Poignant commentary aside, "Captain America: The Winter Soldier" excels as an action movie. The film leverages each character's abilities in a way that's engaging and fun to watch. Captain America easily smashes through doors, bounces off and dents walls, and survives plenty of hits that would otherwise incapacitate or kill an unmodified human. He isn't overly powerful, but the film does an excellent job of showcasing his raw physicality, martial prowess, and amazing shield-slinging mastery.

While watching the powerhouse that is Captain America is great fun, Black Widow and Falcon both get plenty of screen-time churning through bad guys. Black Widow's stunts and combat style are entirely acrobatic, and clearly portray Natasha Romanov as an individual who can work her way past differences in size and strength. She knows how to handle herself in a firefight, and how to avoid them entirely. Despite Falcon's role as the most normal hero of the group, he gets to perform some of the film's wildest stunts using a piece of gear plenty of service members might wish they had access to in the field.
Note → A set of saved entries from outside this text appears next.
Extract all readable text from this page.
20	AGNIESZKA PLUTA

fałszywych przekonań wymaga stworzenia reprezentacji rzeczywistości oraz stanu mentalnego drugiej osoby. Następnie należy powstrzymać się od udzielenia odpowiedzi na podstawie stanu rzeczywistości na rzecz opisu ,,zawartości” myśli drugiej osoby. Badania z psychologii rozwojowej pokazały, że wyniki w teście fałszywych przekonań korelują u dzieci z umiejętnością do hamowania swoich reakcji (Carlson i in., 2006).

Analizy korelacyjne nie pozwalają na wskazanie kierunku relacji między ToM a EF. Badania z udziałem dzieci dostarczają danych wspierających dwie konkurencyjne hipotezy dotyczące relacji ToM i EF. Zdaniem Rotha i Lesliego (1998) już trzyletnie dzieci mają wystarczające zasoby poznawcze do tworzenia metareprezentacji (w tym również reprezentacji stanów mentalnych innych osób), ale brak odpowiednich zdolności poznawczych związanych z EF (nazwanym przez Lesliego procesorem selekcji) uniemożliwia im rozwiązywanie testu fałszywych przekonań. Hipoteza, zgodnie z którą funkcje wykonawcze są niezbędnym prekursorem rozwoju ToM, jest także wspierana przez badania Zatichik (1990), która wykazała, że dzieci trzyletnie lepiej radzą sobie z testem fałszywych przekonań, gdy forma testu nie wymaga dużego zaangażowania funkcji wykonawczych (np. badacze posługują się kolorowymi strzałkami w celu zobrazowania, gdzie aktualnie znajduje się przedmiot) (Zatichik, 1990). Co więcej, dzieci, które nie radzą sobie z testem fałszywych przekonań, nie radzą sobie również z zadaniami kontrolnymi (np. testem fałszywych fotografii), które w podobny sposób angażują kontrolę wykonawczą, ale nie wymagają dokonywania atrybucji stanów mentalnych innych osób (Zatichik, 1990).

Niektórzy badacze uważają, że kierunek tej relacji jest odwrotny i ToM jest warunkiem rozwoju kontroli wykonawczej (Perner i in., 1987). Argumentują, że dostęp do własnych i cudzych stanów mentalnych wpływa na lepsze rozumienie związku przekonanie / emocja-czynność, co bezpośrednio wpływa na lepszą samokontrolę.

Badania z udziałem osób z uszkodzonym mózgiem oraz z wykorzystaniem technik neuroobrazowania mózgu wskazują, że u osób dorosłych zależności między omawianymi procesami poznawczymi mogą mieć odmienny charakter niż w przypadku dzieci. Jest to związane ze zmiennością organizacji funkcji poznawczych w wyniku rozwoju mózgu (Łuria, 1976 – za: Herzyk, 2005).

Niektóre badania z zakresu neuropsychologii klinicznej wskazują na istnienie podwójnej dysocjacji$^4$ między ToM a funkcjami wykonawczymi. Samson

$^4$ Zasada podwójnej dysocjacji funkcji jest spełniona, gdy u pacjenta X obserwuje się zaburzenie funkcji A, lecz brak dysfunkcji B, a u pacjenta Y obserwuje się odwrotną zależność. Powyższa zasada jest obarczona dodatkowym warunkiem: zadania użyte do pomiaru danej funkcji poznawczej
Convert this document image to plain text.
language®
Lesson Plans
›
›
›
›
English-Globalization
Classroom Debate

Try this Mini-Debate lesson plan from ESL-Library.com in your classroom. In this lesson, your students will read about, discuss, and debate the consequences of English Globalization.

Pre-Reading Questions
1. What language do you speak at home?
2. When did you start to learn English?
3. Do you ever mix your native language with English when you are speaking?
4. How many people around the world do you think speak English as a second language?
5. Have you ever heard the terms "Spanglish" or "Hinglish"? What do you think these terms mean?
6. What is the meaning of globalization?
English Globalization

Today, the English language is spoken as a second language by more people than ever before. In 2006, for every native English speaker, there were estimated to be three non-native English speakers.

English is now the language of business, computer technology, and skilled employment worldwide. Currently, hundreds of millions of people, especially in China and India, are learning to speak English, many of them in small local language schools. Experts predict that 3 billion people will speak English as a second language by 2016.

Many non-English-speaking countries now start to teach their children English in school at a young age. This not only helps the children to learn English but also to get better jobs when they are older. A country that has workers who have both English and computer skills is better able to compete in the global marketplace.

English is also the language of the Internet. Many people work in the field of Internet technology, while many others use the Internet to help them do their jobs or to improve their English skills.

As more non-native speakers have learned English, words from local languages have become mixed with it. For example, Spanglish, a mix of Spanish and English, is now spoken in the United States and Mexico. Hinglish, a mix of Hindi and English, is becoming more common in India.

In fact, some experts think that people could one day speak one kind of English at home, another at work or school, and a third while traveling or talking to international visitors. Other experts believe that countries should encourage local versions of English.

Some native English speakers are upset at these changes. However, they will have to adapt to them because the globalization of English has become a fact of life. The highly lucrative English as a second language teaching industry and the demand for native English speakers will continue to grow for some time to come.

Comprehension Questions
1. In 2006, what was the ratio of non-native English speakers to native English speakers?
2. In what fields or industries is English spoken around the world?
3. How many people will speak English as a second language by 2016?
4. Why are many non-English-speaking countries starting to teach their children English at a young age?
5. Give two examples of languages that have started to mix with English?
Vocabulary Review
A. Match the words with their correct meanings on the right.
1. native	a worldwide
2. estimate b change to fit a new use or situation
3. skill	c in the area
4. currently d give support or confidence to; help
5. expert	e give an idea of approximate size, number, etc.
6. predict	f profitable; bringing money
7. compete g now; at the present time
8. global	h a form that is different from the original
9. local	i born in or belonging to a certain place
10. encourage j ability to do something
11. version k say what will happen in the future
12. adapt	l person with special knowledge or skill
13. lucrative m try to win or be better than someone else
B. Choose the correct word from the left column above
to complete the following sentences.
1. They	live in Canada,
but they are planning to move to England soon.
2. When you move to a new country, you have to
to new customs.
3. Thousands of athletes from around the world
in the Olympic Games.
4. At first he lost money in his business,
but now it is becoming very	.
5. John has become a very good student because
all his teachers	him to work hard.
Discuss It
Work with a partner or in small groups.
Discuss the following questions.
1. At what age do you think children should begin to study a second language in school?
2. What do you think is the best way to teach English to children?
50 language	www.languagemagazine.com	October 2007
Each character's style is distinct, so the action never becomes bland or stagnant.

A key element to any superhero movie, the villains in "The Winter Soldier" do not disappoint. Each bad guy, like the heroes, brings a distinct style of combat to the screen and serve as excellent antagonists for Cap, Widow, and Flacon beat for beat. The Winter Soldier himself is one of the film's darkest elements, and he represents what Captain American may have been under the control of a more ruthless organization. Both serve as powerful enforcers of a set of values, and the Winter Soldier's role as a foil to Captain America is deeply personal, ideological, and physical.

While the film certainly follows a rhythm of increasing action interspersed by exposition and plot, audiences won't feel burned out by the end. "The Winter Soldier" ensures that every action sequence is gritty, personal, and well paced. Rather than throw a deluge of explosions and awkward, phony-looking punches at viewers, each scene is carefully tuned to keep the audience engaged and immersed. It's hard to overstate how important it is that each character's fighting style changes depending on who they're up against, when, and why. Too many action movies push monotonous, generic gun-swaggering, but "The Winter Soldier" keeps things fresh and diverse throughout.
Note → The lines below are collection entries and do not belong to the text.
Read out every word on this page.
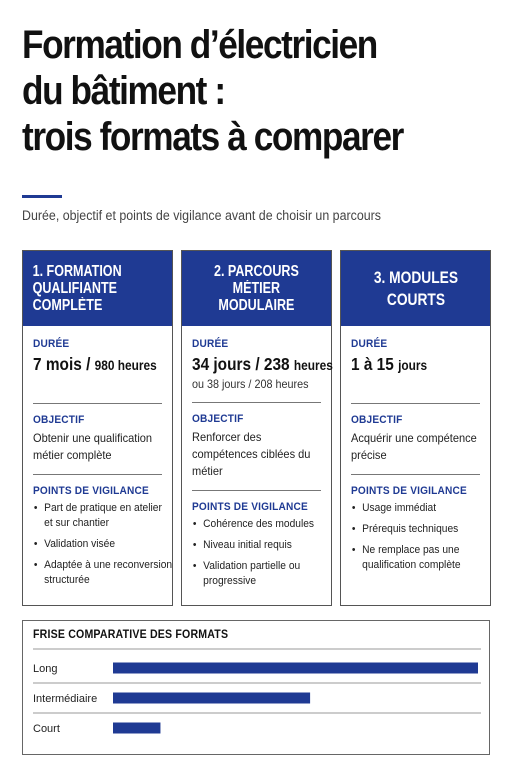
Formation d’électricien
du bâtiment :
trois formats à comparer
Durée, objectif et points de vigilance avant de choisir un parcours
1. FORMATION
QUALIFIANTE
COMPLÈTE
DURÉE
7 mois / 980 heures
OBJECTIF
Obtenir une qualification métier complète
POINTS DE VIGILANCE
• Part de pratique en atelier et sur chantier
• Validation visée
• Adaptée à une reconversion structurée
2. PARCOURS
MÉTIER
MODULAIRE
DURÉE
34 jours / 238 heures
ou 38 jours / 208 heures
OBJECTIF
Renforcer des compétences ciblées du métier
POINTS DE VIGILANCE
• Cohérence des modules
• Niveau initial requis
• Validation partielle ou progressive
3. MODULES
COURTS
DURÉE
1 à 15 jours
OBJECTIF
Acquérir une compétence précise
POINTS DE VIGILANCE
• Usage immédiat
• Prérequis techniques
• Ne remplace pas une qualification complète
FRISE COMPARATIVE DES FORMATS
Long
Intermédiaire
Court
"Captain America: The Winter Soldier" is a highly entertaining movie, and should appeal to anyone whether or not they've seen any other film from Marvel. Apart from how expertly the movie ties into the greater Marvel universe, it's a fantastic action-adventure film with depth, great dialogue, and a superb sense of pace. "The Winter Soldier" does an excellent job of elevating the genre by providing depth of character and commentary while staying true to tone of the source material.